Jemison: James, please, can you not for one bloody second leave off my tale? She says to me, “Mister Jemison,” like I’m to be respected and all, but real sour in the mouth about it, “Mister Jemison, had you not better finish the walkway before it snows?” And this is July! July 1930! Crikey!
Hinkle: Well, we pass the book stall one day and low and behold –
Jemison: She gone and changed the bloody name. Looked at the book, and there’s my Christian name for one of the characters – Bernard! Seen her many times after, and she never said a bloody word about it. Probly forgot, that one. Lord, but she was round the twist half the time.
Hinkle: I’ll never forget the time me and the Stick met up on the river bank in Brighton, and she says, “Mister Hinkle,” just like I’m a gentleman, like, passin’ a beautiful day in March and not a mental cripple from the war that’s goin’ on. “Could you not sell me a few good, heavy bricks that would fit in my dress pockets?” I says to her, I says to the Stick, I says, “And what are ya needin’ such things for, Mrs. Woolf? Will ye be motoring up to London and pitchin’ bricks at the Germans whilst they bomb the city tonight?” I was tipplin’ that day, I admit it. I should not have bleedin’ said it.
Jemison: Story of your bloody life, “should not have bleedin’ said it.”
Hinkle: Ben, would you like a throttle? I’m not too old! So the Stick, she says to me, instead of bein’ so polite as to tell me what she’ll really be needin’ them bricks for, she says, in her posh accent, “I shall put them in my pockets and drown myself in this, the River Ouse.” Years and years I put up with her cheekiness and seen all the business with the hickory switches, and I had it up to the eyebrows.
Jemison: Deed honest, but the Stick could work your nerves.
Hinkle: James. Please. So I says to her, I says, “Well, you kin just as well use the bleedin’ stones on the river bank and have as much success as you would have with bleedin’ bricks.” And I bent over and the handed the Stick a few good, heavy stones which that might fit in her pockets, and walked on. Never looked back, never did another licka work for them hoity-toities. I’ve not seen the Stick in donkey’s years.
On E.M. Forster
Jemison: What, now? What’s the E –
Hinkle: I think they’re wantin’ to know if we ever met the Mole.
Jemison (laughing): Ah, Crikey! Dear, sweet Morgan.

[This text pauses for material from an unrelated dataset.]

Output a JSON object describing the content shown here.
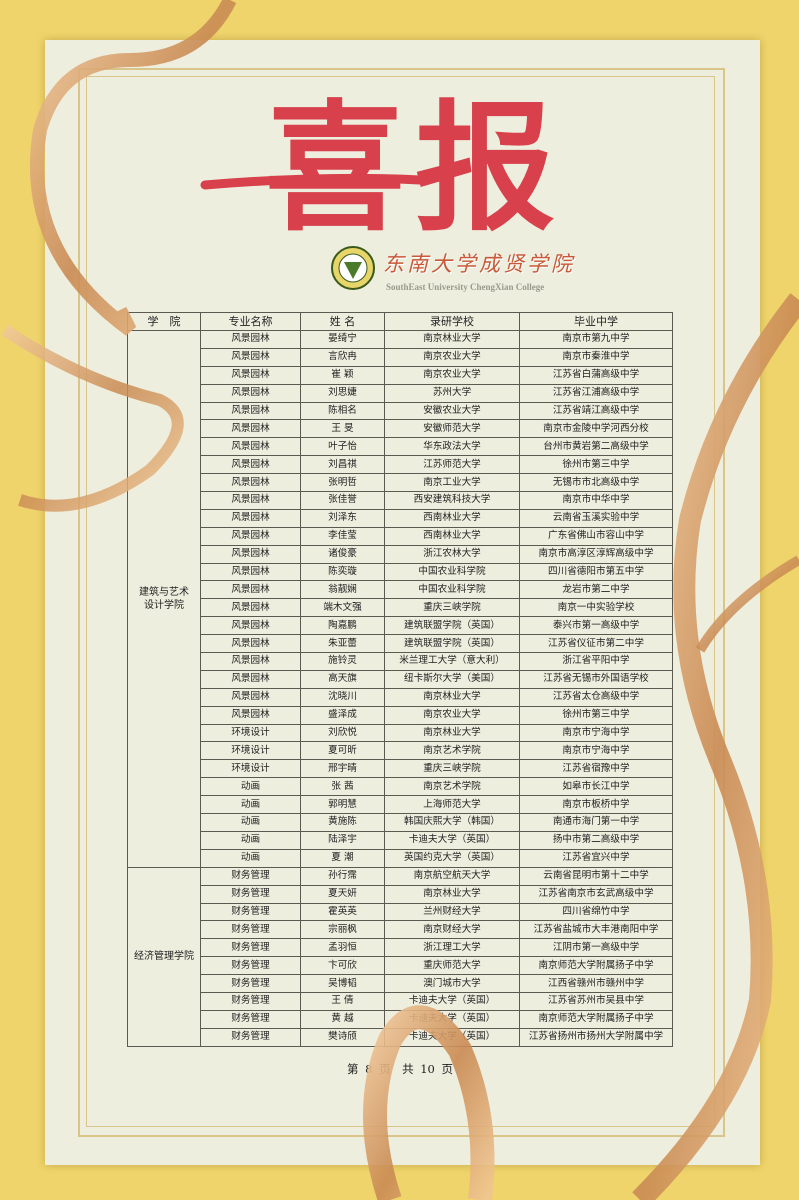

Hinkle: He used to corner me outside if I was workin’ for the Bells and tell me how much he’d love a romp. So one time I says to him, I says to the Mole, “Morgan! Remember yourself as a gentleman – meet me in the woodshed!” And off he run, like a priest from a whore.
Jemison: I hadda romp with him once. Coupla times.
Hinkle: What’s that?
Jemison: Right after the war, it was. I seen them blokes with arms blowed off, faces blowed off, privates shot off, brains comin’ out their ears, gassed and what-have-you – I thought to myself, I thought, “Ben, you seen the worst that can happen to a man. The Mole’s not a bad bloke, you seen worse.” He said he fancied me. No one else did. So I let ‘im bugger me. He was nice. I said to him once, I said, “Morgan, you ride my bum like it’s a passage to India!” He liked that, the dirty bastard.
Hinkle: I’ll tell the truth, after the war, and not with the Mole, but one day whilst I was workin’ in the yard, the gentleman Duncan Grant come up behind me, deed honest –
Jemison: Crikey! Gentle? More like a railroad tie bustin’ through a olive, the Duncan I’m to remember.
Hinkle: You and Duncan, too?
Jemison: Me and all of ’em – they was all buggers.
Hinkle: Well, I’ll be…So they was.
Jemison: Not Keynes. He was a good Englishman. Just our secret? Like the Masons?
Hinkle: Right. The bleedin’ Masons. God save the King! God save the King! May the year 19 and 39 be as lovely as 19 and 78!